How You Can Appeal Your Market Value and Property Class
If you disagree with your estimated market value or classification, you may appeal in one of the following ways:
Step One: City or Town Board of Review
Your first official opportunity to appeal your property valuation or class is at the City or Town Board of Review. It is suggested that you call the Assessor's office at the telephone number listed on your Value Notice, and discuss your concerns and ask any questions you may have. You may ask for an appointment for a physical review of your property. You may make your appeal in person, through a designated representative, or by sending a letter. If your appeal is unsuccessful, proceed to step two. NOTE: If you do not first appeal to the local Board of Review, your appeal cannot be heard by the County Board of Equalization.
Step Two: County Board of Equalization
Appeals to the County Board of Equalization can be made in person, through a designated representative or by sending a letter. To schedule an appointment for your appeal, call the County Auditor's office at the number shown on your Value Notice. If you are dissatisfied with the results of your appeal to the County Board of Equalization, you may continue your appeal to step three, the Minnesota Tax Court.
Step Three: Tax Court
There are two divisions of the Minnesota Tax Court: The Small Claims and Regular Division.
The Small Claims Division will hear appeals involving homestead property providing there is only one dwelling unit per parcel per petition, or any property with an estimated market value of less than $300,000. The Small Claims Division is quite informal with a more relaxed atmosphere than the Regular Division. The proceedings are not recorded and the decisions do not set legal precedent. All decisions of the Small Claims Division are final and cannot be appealed to another court. The cost of filing may be obtained by calling the Carver County Court Administrator's number.
The Regular Division will hear all appeals. The Regular Division is more formal than the Small Claims Division. Taxpayers are often represented by an attorney. Ordinary rules of court and evidence apply and the proceedings are recorded. Decisions of the Regular Division can be appealed to a higher court. The cost of filing an appeal may be obtained by calling the Carver County Court Administrator's number.
Appeals may be made directly to the Regular Division of the Minnesota Tax Court without utilizing the City or Town Board of Review and the County Board of Equalization.

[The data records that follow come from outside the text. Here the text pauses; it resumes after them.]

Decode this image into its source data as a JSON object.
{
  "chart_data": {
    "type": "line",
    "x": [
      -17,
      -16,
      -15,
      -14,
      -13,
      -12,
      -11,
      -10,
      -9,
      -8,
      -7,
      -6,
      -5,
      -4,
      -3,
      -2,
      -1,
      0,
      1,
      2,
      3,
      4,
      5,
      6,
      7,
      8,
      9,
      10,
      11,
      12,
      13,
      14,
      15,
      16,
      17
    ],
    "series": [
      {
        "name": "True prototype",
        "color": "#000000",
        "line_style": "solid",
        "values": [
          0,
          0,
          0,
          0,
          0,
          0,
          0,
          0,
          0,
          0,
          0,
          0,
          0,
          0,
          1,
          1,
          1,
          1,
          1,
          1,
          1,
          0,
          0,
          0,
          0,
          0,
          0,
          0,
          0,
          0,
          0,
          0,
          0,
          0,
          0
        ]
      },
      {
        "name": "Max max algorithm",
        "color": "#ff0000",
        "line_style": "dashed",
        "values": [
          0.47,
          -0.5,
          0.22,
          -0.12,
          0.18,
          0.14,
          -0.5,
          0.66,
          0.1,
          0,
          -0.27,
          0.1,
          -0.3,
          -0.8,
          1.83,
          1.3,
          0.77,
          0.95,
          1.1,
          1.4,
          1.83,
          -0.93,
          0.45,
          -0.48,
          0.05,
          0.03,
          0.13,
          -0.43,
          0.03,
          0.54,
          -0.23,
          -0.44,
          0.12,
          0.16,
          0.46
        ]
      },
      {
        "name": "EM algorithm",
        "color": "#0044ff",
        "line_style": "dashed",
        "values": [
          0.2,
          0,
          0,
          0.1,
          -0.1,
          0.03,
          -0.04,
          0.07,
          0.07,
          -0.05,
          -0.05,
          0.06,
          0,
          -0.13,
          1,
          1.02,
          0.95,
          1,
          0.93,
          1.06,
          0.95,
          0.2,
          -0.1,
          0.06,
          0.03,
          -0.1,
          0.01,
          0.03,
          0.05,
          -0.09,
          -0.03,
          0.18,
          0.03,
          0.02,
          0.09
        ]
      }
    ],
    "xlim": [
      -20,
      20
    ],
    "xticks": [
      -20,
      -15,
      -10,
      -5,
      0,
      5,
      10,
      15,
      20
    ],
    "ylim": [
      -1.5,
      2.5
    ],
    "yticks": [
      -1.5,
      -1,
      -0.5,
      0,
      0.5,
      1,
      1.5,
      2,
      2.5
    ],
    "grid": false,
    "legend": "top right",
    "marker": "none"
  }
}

The Regular Division is described above.
Information About Filing in Tax Court
All appeals to Tax Court must be filed on or before April 30th of the year the tax becomes payable. Specific instructions on how to appeal to Tax Court, as well as forms for same, can be obtained by visiting the Minnesota Tax Court website, by contacting the Minnesota Tax Court at 25 Constitution Avenue, St. Paul, MN 55155, or from the Carver County Court Administrator's office.